He de confesar que este tema me cohibía siempre. No quería limitar la libertad de mis
compañeros, pero, por otra parte, no experimentaba el menor deseo de separarme del
capitán Nemo. Gracias a él, gracias al submarino iba completando día a día mis
observaciones y perfeccionando un libro relativo a las profundidades marinas en su propio
elemento. ¿Encontraría alguna vez otra ocasión semejante para observar las maravillas de
los mares? Por tanto, no estaba de acuerdo con la idea de abandonar el Nautilus.
Así se lo dije a Ned Land, que permaneció silencioso unos momentos, aunque era visible
por sus gestos que no estaba de acuerdo con mi decisión. Por fin, acepté su plan de huida si
la ocasión se mostraba favorable.
Por la tarde me encontré a solas con el capitán Nemo en el salón. Me pareció taciturno,
como preocupado. Después ordenó abrir las claraboyas de aquella habitación, yendo de una
a otra y observando con atención la masa de las aguas. ¿Para qué? No podía adivinarlo, y
decidí dedicarme al examen de los peces que cruzaban ante mi vista.
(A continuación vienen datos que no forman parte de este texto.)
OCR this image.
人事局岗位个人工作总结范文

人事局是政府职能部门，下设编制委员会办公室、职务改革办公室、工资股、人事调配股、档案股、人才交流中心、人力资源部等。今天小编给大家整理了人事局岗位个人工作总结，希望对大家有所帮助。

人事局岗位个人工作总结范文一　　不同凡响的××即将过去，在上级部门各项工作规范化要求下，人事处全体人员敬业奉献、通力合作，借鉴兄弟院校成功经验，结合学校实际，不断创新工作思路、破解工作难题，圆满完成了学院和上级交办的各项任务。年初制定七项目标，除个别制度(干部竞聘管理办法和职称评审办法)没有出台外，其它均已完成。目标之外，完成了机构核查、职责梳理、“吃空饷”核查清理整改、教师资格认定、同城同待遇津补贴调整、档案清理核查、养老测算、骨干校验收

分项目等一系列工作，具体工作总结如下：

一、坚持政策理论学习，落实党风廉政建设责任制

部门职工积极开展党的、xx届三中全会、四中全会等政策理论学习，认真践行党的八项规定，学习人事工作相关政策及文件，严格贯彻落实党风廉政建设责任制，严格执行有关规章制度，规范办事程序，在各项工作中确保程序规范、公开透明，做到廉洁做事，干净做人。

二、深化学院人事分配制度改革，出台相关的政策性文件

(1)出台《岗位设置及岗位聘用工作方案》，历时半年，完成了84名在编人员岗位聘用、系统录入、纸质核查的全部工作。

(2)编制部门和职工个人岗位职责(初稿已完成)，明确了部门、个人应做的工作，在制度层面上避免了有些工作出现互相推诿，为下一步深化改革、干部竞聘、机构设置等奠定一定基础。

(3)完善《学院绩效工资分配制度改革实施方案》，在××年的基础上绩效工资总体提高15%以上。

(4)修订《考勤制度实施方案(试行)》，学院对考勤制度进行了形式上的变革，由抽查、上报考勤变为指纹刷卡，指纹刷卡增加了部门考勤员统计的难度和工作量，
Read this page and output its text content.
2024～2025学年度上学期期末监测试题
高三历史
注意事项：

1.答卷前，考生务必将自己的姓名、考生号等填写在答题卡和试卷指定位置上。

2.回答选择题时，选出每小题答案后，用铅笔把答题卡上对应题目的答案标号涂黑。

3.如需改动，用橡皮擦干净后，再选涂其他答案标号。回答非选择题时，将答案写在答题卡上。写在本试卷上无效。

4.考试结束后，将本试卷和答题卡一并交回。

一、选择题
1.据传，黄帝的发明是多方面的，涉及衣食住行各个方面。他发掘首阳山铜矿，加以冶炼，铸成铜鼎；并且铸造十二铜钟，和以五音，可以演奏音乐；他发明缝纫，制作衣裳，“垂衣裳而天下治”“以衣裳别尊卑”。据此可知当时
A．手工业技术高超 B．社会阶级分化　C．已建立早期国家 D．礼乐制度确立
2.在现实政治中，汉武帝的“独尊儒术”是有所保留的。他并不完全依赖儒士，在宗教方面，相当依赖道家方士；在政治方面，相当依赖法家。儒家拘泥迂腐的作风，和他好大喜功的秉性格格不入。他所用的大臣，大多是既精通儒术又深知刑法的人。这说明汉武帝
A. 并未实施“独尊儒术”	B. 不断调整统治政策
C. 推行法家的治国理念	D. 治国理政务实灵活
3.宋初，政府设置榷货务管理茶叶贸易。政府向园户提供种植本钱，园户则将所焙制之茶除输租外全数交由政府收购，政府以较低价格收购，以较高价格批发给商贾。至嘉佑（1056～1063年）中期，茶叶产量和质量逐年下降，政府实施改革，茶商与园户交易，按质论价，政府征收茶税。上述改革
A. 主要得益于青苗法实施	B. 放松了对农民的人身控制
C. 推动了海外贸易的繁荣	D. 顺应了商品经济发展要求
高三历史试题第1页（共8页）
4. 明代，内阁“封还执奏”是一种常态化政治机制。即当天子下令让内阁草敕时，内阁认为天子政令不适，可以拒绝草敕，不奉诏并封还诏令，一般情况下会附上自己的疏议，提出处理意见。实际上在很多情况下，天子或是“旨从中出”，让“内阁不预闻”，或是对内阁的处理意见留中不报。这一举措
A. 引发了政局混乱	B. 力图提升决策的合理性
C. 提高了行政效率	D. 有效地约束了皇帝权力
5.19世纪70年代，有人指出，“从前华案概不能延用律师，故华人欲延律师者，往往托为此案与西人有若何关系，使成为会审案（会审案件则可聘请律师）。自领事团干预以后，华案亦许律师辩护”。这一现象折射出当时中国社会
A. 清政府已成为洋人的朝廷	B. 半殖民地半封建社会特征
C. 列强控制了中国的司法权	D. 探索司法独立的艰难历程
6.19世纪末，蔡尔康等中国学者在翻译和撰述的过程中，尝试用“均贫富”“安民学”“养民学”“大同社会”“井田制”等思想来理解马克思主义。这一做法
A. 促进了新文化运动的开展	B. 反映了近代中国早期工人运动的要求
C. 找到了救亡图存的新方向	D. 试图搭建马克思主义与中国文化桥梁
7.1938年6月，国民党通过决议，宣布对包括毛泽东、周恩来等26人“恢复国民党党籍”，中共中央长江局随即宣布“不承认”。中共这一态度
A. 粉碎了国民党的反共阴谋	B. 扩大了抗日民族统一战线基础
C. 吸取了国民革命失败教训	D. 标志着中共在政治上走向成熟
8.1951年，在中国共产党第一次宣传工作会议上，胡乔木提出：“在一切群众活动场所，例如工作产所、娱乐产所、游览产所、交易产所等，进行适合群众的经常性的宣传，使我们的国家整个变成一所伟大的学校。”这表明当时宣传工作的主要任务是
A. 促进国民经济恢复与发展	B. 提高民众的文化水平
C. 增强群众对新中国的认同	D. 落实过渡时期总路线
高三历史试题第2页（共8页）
Mis miradas estaban fijas en aquellas maravillas del mar cuando, de súbito, vi una aparición
inesperada. Entre las aguas surgió un hombre cuya cintura colgaba una bolsa de cuero. que
buceaba y de cuya cintura colgaba una bolsa de cuero.

Me volví hacia el capitán Nemo y exclamé: - ¡Un hombre! ¡Un náufrago...! ¡Hay que
salvarle!
El capitán, sin hacerme caso, se acercó a la claraboya y apoyó una mano en el cristal. A su
vez, el nadador se aproximó tanto al Nautilus que casi pegó el rostro al vidrio.
Con gran estupor vi que el capitán le hizo una señal, El buceador le respondió con la mano,
se remontó a la superficie y desapareció.
-No tema usted -me dijo el capitán-. Ese hombre es Nicolás, del cabo Matapán, muy
conocido en todas partes. Un buzo de los más valientes...
Y sin decir más el capitán Nemo se dirigió a un mueble, colocado cerca de una de las
paredes del salón. Junto al mueble vi un cofre reforzado con abrazadera de hierro, cuya tapa
llevaba la insignia del Nautilus, con su divisa "Móvil en lo móvil".
El capitán, sin preocuparse de mi presencia, abrió el mueble, que contenía un gran número
de lingotes de oro.
¿Dónde habría recogido aquel oro y qué iba a hacer con él?
Fue tomando los lingotes y colocándolos en el cofre. Una vez lleno, Nemo escribió en su
tapa una dirección en unos caracteres que debían ser de escritura griega moderna.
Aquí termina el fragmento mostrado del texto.